1. Preservation of land for parks and rights-of-way. The things that make Minneapolis (and as always, to a lesser extent, St. Paul) tops for parks and more recently 18th globally (ahem) for biking is the park system and the associated trails, and these are due to the presents bestowed on the city by forefathers who spent public resources to acquire land rather than let it be developed upon as in other cities.
2. Open data. Understanding the city requires data about the city. Making that data public helps researchers, but the greatest benefit comes in 10 years time, when trends can be studied, and policy outcomes ascertained. Without data, we cannot know what is good and what is not. With data we have hope.

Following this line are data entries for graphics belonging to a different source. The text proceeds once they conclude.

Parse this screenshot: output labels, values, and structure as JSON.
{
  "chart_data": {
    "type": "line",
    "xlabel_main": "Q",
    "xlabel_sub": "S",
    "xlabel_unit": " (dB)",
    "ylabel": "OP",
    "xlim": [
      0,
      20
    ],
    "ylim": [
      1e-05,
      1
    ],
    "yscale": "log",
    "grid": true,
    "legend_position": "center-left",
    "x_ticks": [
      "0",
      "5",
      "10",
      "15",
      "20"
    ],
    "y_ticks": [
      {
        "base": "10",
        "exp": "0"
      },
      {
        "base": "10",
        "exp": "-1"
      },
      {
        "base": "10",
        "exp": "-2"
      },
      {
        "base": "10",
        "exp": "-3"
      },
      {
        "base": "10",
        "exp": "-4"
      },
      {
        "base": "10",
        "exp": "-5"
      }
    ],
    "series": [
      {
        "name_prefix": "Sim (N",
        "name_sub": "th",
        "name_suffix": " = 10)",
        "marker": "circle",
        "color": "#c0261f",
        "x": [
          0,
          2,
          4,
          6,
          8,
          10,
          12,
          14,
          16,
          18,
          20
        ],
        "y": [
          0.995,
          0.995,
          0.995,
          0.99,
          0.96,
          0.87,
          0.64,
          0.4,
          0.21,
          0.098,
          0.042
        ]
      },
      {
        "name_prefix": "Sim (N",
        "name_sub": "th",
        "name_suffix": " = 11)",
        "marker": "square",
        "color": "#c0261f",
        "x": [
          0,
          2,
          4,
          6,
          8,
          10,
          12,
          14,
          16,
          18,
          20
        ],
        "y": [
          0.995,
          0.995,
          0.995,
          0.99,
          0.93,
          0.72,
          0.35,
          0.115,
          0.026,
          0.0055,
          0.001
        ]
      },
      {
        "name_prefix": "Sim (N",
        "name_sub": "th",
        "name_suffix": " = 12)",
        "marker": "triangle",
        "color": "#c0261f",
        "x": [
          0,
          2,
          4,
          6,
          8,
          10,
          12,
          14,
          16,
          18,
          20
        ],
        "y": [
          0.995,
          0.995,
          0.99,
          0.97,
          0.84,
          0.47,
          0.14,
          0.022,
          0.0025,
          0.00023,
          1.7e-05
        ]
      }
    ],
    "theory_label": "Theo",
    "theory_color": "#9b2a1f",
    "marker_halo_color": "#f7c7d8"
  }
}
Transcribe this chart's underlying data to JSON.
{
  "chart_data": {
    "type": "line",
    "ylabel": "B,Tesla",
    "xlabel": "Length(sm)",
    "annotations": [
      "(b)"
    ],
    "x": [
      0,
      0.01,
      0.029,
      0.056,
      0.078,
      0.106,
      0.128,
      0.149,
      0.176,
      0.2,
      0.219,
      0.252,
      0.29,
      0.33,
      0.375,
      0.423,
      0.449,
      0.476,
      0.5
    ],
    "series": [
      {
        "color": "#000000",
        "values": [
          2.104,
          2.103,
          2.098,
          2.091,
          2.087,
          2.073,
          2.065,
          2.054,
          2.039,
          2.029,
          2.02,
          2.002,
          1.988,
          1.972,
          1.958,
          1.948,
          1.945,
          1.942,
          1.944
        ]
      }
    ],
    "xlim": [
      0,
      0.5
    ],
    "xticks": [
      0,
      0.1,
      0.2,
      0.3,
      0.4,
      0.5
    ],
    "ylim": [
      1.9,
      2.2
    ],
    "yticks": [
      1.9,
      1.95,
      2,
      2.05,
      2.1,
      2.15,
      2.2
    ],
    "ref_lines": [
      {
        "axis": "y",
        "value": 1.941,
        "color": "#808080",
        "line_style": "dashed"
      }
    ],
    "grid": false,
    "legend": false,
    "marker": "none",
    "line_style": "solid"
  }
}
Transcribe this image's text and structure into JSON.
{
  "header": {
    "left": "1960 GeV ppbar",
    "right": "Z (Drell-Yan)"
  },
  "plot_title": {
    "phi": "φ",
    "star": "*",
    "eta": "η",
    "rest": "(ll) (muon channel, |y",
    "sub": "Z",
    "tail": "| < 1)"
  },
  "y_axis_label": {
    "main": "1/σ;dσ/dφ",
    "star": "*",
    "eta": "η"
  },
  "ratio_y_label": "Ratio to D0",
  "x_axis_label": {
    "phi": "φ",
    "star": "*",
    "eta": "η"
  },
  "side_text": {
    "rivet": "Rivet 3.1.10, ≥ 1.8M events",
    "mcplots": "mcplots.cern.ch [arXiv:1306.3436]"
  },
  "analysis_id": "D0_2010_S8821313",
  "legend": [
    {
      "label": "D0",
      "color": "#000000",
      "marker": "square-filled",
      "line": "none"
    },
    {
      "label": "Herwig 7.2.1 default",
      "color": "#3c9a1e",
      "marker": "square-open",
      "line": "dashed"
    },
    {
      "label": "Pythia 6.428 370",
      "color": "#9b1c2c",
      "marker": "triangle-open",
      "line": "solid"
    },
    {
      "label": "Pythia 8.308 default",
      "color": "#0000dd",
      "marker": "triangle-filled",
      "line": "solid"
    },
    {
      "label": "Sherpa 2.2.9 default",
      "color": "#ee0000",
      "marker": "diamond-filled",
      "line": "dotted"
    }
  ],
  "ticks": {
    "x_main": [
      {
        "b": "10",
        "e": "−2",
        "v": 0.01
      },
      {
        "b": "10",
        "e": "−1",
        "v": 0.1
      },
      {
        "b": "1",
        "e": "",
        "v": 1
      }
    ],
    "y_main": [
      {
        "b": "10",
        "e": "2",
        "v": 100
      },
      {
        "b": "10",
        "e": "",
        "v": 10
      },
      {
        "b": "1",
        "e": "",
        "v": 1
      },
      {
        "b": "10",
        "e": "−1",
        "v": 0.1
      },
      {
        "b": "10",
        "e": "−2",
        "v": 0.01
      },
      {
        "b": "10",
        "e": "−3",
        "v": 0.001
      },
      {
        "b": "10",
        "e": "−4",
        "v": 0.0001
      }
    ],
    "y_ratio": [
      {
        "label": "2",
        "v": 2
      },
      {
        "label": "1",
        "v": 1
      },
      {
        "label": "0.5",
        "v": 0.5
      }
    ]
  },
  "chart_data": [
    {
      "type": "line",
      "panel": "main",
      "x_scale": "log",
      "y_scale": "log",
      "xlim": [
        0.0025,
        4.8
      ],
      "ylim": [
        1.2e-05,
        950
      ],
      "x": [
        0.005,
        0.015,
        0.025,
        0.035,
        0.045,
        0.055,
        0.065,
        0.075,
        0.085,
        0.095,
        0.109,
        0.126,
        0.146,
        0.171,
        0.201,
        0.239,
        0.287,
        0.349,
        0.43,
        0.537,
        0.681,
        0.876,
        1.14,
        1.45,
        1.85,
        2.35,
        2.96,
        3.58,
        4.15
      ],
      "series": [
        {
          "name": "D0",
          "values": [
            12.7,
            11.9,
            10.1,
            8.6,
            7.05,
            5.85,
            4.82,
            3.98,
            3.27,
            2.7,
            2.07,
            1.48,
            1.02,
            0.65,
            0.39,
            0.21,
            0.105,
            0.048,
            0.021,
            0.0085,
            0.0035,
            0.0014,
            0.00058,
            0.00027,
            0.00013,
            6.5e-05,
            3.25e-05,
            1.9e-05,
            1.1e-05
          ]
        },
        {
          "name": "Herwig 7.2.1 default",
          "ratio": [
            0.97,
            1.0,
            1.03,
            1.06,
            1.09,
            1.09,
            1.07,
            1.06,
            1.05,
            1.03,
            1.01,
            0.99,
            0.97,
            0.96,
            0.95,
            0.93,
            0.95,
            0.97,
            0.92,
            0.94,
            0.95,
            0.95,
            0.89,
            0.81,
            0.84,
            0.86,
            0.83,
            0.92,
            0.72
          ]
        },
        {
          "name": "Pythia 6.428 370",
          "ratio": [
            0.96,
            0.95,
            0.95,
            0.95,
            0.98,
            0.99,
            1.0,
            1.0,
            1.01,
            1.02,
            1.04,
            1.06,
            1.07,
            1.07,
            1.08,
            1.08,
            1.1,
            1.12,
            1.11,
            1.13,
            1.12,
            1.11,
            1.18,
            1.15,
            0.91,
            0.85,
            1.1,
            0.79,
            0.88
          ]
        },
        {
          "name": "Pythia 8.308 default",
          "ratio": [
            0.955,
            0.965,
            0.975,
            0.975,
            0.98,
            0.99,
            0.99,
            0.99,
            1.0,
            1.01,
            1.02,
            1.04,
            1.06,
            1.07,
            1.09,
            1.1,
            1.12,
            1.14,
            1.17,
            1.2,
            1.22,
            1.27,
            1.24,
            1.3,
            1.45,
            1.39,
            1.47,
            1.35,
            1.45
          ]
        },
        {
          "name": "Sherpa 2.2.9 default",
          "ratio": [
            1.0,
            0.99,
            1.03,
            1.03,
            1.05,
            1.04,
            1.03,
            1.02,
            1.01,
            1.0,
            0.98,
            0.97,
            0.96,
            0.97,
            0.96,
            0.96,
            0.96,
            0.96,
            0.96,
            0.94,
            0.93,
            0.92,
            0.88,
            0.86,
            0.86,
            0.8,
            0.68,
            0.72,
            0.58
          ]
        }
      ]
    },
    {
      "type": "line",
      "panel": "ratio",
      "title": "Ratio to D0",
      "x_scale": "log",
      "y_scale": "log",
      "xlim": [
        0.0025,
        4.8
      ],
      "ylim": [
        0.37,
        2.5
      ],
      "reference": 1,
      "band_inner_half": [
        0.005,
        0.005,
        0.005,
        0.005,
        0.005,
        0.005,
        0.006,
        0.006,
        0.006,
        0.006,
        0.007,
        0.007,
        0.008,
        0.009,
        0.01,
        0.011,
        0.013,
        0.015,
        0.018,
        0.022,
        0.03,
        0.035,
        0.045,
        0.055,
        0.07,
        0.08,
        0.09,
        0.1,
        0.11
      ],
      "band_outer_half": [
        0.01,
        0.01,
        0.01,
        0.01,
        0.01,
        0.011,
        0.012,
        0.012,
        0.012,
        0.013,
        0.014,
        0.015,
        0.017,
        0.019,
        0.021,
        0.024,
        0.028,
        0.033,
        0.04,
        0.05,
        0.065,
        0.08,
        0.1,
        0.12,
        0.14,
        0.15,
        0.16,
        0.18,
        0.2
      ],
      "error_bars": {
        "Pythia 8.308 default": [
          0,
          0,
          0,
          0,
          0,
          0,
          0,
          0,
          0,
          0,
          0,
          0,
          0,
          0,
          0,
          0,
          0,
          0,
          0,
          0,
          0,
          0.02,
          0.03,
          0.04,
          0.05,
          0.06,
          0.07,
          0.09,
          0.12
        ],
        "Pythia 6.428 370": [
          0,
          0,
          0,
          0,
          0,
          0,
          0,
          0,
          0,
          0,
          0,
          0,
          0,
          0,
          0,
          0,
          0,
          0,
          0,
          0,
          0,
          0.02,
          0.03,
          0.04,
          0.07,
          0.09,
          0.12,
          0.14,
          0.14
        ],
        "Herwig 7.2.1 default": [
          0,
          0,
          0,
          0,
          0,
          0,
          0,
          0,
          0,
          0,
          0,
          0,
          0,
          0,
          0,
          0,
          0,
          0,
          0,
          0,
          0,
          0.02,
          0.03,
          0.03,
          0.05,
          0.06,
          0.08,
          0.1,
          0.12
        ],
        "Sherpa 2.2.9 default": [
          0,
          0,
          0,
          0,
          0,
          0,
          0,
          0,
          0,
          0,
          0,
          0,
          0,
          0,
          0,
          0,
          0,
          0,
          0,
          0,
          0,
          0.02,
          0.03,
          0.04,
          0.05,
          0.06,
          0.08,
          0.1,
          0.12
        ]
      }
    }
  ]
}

3. Education. Schooling gives private benefit to those who are schooled. We don’t expect productivity out of 5 year olds, we barely expect it out of Millennials (sorry, we are mostly just humoring you when we give you a job). So if you stay in town after you grow up, your education might produce some positive spillovers to the communities that invested in you, and collectively we will be glad we made the investment. If you leave for Denver (you ingrate), your future productivity goes with you.
4. Museums and Libraries. Collections of artifacts are nice. Suppose we spend, say, $100 million opening up the Metropolitan Museum Of Obscure Planning Documents. That only pays off if people can read those documents in 50 or 100 years. It certainly isn’t worth it just as transitory performance art.
There are certainly plenty of things we do that are valuable today, for which the payoff is immediate or nearly so (like eating, or drinking or watching the Vikings lose). Tomorrow those will be forgotten. Ask instead what can we do now that will clearly benefit future us in 5, 10, 20, 50, or 100 years?